Dat is dan ook de gebruikelijke weg lang welke een voorstel tot stand komt. En deze weg houdt ook zeer veel democratisch in, niet alleen het meerderheidsbesluit, dat erop volgt: namelijk het democratische overleg. En hier moet ik U een wellicht teleurstellende bekentenis doen, namelijk dat ik zelf het zo verguisde compromis beschouw als iets dat ten diepste democratisch is, want niemand heeft de absolute waarheid in pacht, of de juiste oplossing, en daarom moet men het binnen een democratie eens worden over een mogelijke oplossing. Ongetwijfeld wordt dat in Zwitserland vaak overdreven, maar in wezen heeft het compromis ook goede kanten, en zonder compromis komt men geen stap verder.

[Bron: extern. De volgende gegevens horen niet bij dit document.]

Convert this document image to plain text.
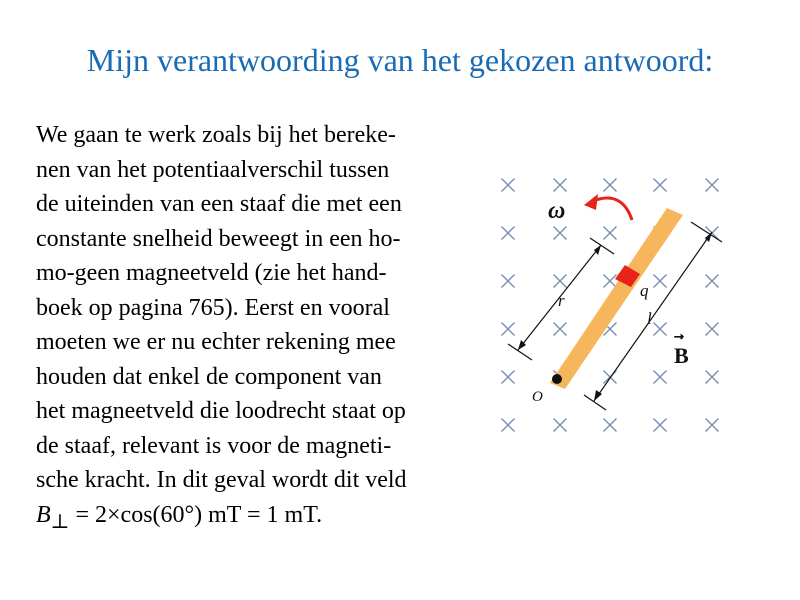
Mijn verantwoording van het gekozen antwoord:
We gaan te werk zoals bij het bereke-
nen van het potentiaalverschil tussen
de uiteinden van een staaf die met een
constante snelheid beweegt in een ho-
mo-geen magneetveld (zie het hand-
boek op pagina 765). Eerst en vooral
moeten we er nu echter rekening mee
houden dat enkel de component van
het magneetveld die loodrecht staat op
de staaf, relevant is voor de magneti-
sche kracht. In dit geval wordt dit veld
$B_\perp = 2\times\cos(60^\circ)$ mT = 1 mT.
ω
r
q
l
B
O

Een dergelijk product van veelvuldig overleg, zo’n met vallen en opstaan getroffen compromis, komt dan uiteindelijk ter stemming. Daar moet ik direct toegeven, dat de moeite die het kost zo’n voorstel te beoordelen voor de kiezer daadwerkelijk groot is. Slechts een gering percentage van de kiezers is in staat het voorstel met kennis van zaken op zijn merites te beoordelen. Maar moet de kiezer dan werkelijk per stemformulier regeren en zeggen: ja, dat is precies wat ik wil, ik heb het van a tot z gecontroleerd en ik zou het zelf niet anders hebben gedaan; of: nee, in Art. 27 lid 2 van het wetsvoorstel staat een fout? Als dat de bedoeling van het referendum is, moeten we het per direct afschaffen. Dat is inderdaad onmogelijk.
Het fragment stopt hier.